De Raad van Discipline in Den Bosch heeft een advocaat uit Oost-Brabant berispt omdat hij zijn secretaresse op oneigenlijke wijze tot een vertrekregeling wilde dwingen. Volgens de raad heeft hij daarmee het vertrouwen in de advocatuur geschaad.
De advocaat wilde zijn secretaresse dwingen in te stemmen met een vertrekregeling op bedrijfseconomische gronden, hoewel ze oudere rechten genoot dan een collega. Hij beriep zich daarbij op een oude, seksueel getinte mailwisseling tussen de secretaresse en haar buitenechtelijke minnaar. Volgens de advocaat was de bewuste mailwisseling een advocatenkantoor onwaardig.

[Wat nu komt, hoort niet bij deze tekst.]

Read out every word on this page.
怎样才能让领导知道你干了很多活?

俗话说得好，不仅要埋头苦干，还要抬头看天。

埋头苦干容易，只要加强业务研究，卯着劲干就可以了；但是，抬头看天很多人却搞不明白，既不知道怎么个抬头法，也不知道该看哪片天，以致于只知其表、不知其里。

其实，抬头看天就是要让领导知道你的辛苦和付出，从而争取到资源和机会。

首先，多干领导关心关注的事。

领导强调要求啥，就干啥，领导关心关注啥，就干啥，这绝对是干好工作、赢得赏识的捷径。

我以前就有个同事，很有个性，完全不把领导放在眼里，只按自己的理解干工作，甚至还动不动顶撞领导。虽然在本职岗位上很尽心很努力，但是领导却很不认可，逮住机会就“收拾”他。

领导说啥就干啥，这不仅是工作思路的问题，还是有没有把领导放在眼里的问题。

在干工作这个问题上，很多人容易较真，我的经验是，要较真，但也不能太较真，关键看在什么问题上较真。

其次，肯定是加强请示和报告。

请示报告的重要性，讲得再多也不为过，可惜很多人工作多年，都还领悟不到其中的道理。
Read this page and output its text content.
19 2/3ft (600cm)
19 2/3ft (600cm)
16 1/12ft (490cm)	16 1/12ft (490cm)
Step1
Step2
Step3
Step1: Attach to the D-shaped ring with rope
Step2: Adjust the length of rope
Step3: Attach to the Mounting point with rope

Hoewel het UWV geen ontslagvergunning verleende, werd het arbeidscontract door de kantonrechter toch ontbonden met het oog op de verstoorde verhouding. In hoger beroep kende de rechter de secretaresse een vergoeding toe van € 10.000.

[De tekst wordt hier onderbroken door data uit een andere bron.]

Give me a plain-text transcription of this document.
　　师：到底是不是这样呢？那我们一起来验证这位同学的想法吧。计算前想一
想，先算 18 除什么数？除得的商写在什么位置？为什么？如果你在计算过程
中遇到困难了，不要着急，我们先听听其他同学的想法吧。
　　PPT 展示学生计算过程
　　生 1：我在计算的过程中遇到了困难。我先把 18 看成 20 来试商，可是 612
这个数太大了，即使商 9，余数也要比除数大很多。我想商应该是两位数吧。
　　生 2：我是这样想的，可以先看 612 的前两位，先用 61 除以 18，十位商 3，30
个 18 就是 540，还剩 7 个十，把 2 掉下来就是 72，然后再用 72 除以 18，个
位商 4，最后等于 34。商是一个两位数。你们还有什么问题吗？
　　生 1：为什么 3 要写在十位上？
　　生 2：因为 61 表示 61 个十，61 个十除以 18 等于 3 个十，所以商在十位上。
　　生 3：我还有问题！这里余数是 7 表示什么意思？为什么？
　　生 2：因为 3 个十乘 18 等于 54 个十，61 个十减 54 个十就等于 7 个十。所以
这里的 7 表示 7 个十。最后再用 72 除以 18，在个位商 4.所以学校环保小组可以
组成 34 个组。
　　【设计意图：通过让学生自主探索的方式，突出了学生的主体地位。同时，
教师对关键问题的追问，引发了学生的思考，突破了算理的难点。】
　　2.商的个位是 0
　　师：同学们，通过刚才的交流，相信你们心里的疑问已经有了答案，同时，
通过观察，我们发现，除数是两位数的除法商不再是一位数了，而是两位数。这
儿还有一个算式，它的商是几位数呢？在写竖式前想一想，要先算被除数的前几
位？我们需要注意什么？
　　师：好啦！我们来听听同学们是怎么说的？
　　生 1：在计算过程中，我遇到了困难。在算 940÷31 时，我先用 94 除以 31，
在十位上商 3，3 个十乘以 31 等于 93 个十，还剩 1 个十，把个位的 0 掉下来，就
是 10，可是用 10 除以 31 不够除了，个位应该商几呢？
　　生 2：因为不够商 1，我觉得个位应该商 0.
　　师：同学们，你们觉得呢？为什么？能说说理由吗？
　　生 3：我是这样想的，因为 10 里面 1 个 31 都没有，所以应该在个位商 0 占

De deken van Oost-Brabant diende dit voorjaar een dekenbezwaar in tegen de advocaat, omdat hij tuchtrechtelijk verwijtbaar zou hebben gehandeld, in strijd met artikel 46 Advocatenwet.
De Raad van Discipline vindt het dekenbezwaar gegrond. De handelswijze van de advocaat was slechts bedoeld om een situatie te creëren waarop hij geen recht had, stelt het hof. Bovendien had ze een ‘zeer grote impact op de privésituatie’ van de werkneemster. Door ten onrechte de oude e-mails op te rakelen, werd de secretaresse weer geconfronteerd met haar inmiddels afgesloten buitenechtelijke relatie.